Au-delà des échafaudages institutionnels pour distiller, à faibles doses bien sûr, l'idée de sites internationaux de stockage, la question de savoir si Bure sera un terre d'asile pour déchets radioactifs européens est bientôt à l'ordre du jour.
Ouvrir un laboratoire souterrain à la collaboration internationale est un moyen pour le pays hôte de gagner en notoriété. Certes, mais cela ne suffit pas. Le ou les laboratoires peuvent servir de modèles pour - cocorico oblige – montrer que la France, qui est déjà en pointe pour le stockage des TFA– est aussi dans le peloton de tête pour les sites d'enfouissement. A défaut d'exporter des centrales nucléaires à travers le monde, Bure pourrait permettre d'exporter notre savoir-faire vers les pays qui sont infectés de déchets et qui cherchent, tous, un moyen de les enfouir, du moins de s'en débarrasser d'une manière ou d'une autre. Que le Laboratoire de Bure se décline au singulier ou au pluriel, il suffira bientôt de lui donner une valeur ajoutée comme quoi il ne sera pas uniquement national. La France se verrait bien embarquée dans un nouveau marketing en faveur des sites de stockage made in France. Un service après-vente ? Concernant les centres de stockage de déchets nucléaires souterrains, la place de numéro un reste à prendre et la partie est loin d'être gagnée.
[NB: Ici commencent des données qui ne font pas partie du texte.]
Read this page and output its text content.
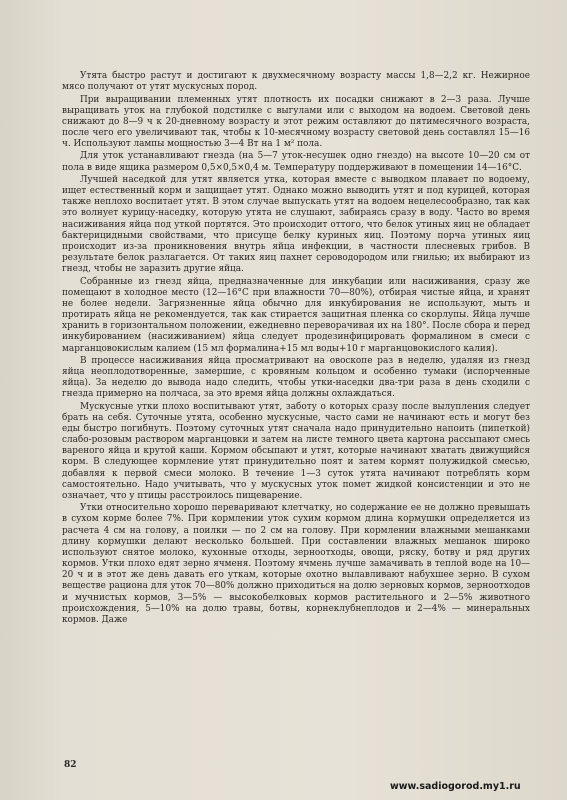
Утята быстро растут и достигают к двухмесячному возрасту массы 1,8—2,2 кг. Нежирное мясо получают от утят мускусных пород.

При выращивании племенных утят плотность их посадки снижают в 2—3 раза. Лучше выращивать уток на глубокой подстилке с выгулами или с выходом на водоем. Световой день снижают до 8—9 ч к 20-дневному возрасту и этот режим оставляют до пятимесячного возраста, после чего его увеличивают так, чтобы к 10-месячному возрасту световой день составлял 15—16 ч. Используют лампы мощностью 3—4 Вт на 1 м² пола.

Для уток устанавливают гнезда (на 5—7 уток-несушек одно гнездо) на высоте 10—20 см от пола в виде ящика размером 0,5×0,5×0,4 м. Температуру поддерживают в помещении 14—16°С.

Лучшей наседкой для утят является утка, которая вместе с выводком плавает по водоему, ищет естественный корм и защищает утят. Однако можно выводить утят и под курицей, которая также неплохо воспитает утят. В этом случае выпускать утят на водоем нецелесообразно, так как это волнует курицу-наседку, которую утята не слушают, забираясь сразу в воду. Часто во время насиживания яйца под уткой портятся. Это происходит оттого, что белок утиных яиц не обладает бактерицидными свойствами, что присуще белку куриных яиц. Поэтому порча утиных яиц происходит из-за проникновения внутрь яйца инфекции, в частности плесневых грибов. В результате белок разлагается. От таких яиц пахнет сероводородом или гнилью; их выбирают из гнезд, чтобы не заразить другие яйца.

Собранные из гнезд яйца, предназначенные для инкубации или насиживания, сразу же помещают в холодное место (12—16°С при влажности 70—80%), отбирая чистые яйца, и хранят не более недели. Загрязненные яйца обычно для инкубирования не используют, мыть и протирать яйца не рекомендуется, так как стирается защитная пленка со скорлупы. Яйца лучше хранить в горизонтальном положении, ежедневно переворачивая их на 180°. После сбора и перед инкубированием (насиживанием) яйца следует продезинфицировать формалином в смеси с марганцовокислым калием (15 мл формалина+15 мл воды+10 г марганцовокислого калия).

В процессе насиживания яйца просматривают на овоскопе раз в неделю, удаляя из гнезд яйца неоплодотворенные, замершие, с кровяным кольцом и особенно тумаки (испорченные яйца). За неделю до вывода надо следить, чтобы утки-наседки два-три раза в день сходили с гнезда примерно на полчаса, за это время яйца должны охлаждаться.

Мускусные утки плохо воспитывают утят, заботу о которых сразу после вылупления следует брать на себя. Суточные утята, особенно мускусные, часто сами не начинают есть и могут без еды быстро погибнуть. Поэтому суточных утят сначала надо принудительно напоить (пипеткой) слабо-розовым раствором марганцовки и затем на листе темного цвета картона рассыпают смесь вареного яйца и крутой каши. Кормом обсыпают и утят, которые начинают хватать движущийся корм. В следующее кормление утят принудительно поят и затем кормят полужидкой смесью, добавляя к первой смеси молоко. В течение 1—3 суток утята начинают потреблять корм самостоятельно. Надо учитывать, что у мускусных уток помет жидкой консистенции и это не означает, что у птицы расстроилось пищеварение.

Утки относительно хорошо переваривают клетчатку, но содержание ее не должно превышать в сухом корме более 7%. При кормлении уток сухим кормом длина кормушки определяется из расчета 4 см на голову, а поилки — по 2 см на голову. При кормлении влажными мешанками длину кормушки делают несколько большей. При составлении влажных мешанок широко используют снятое молоко, кухонные отходы, зерноотходы, овощи, ряску, ботву и ряд других кормов. Утки плохо едят зерно ячменя. Поэтому ячмень лучше замачивать в теплой воде на 10—20 ч и в этот же день давать его уткам, которые охотно вылавливают набухшее зерно. В сухом веществе рациона для уток 70—80% должно приходиться на долю зерновых кормов, зерноотходов и мучнистых кормов, 3—5% — высокобелковых кормов растительного и 2—5% животного происхождения, 5—10% на долю травы, ботвы, корнеклубнеплодов и 2—4% — минеральных кормов. Даже

82
www.sadiogorod.my1.ru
Les vrais pionniers de la recherche sur terre
Si l'on exclut les TFA, la France n'est pas à l'avant-garde dans un secteur-clef : le stockage, le vrai, en formations géologiques profondes. Pourquoi ? Tandis que les concurrents potentiels prennent une certaine avance, dans la recherche, dans la formation, l'information ; deux Etats européens, focalisés sur la bombe :- le Royaume-Uni et la France – misent sur le retraitement. Au-delà de cette spécialité qui consiste à recycler des matières non recyclables - l'une des grandes mystifications de l'aventure nucléaire – , Paris participe à cette frénésie pour l'import-export des années 70 et 80 en oubliant que La Hague n'est qu'un lieu de transit, un hébergement provisoire qui ne résout en rien l'accumulation des déchets.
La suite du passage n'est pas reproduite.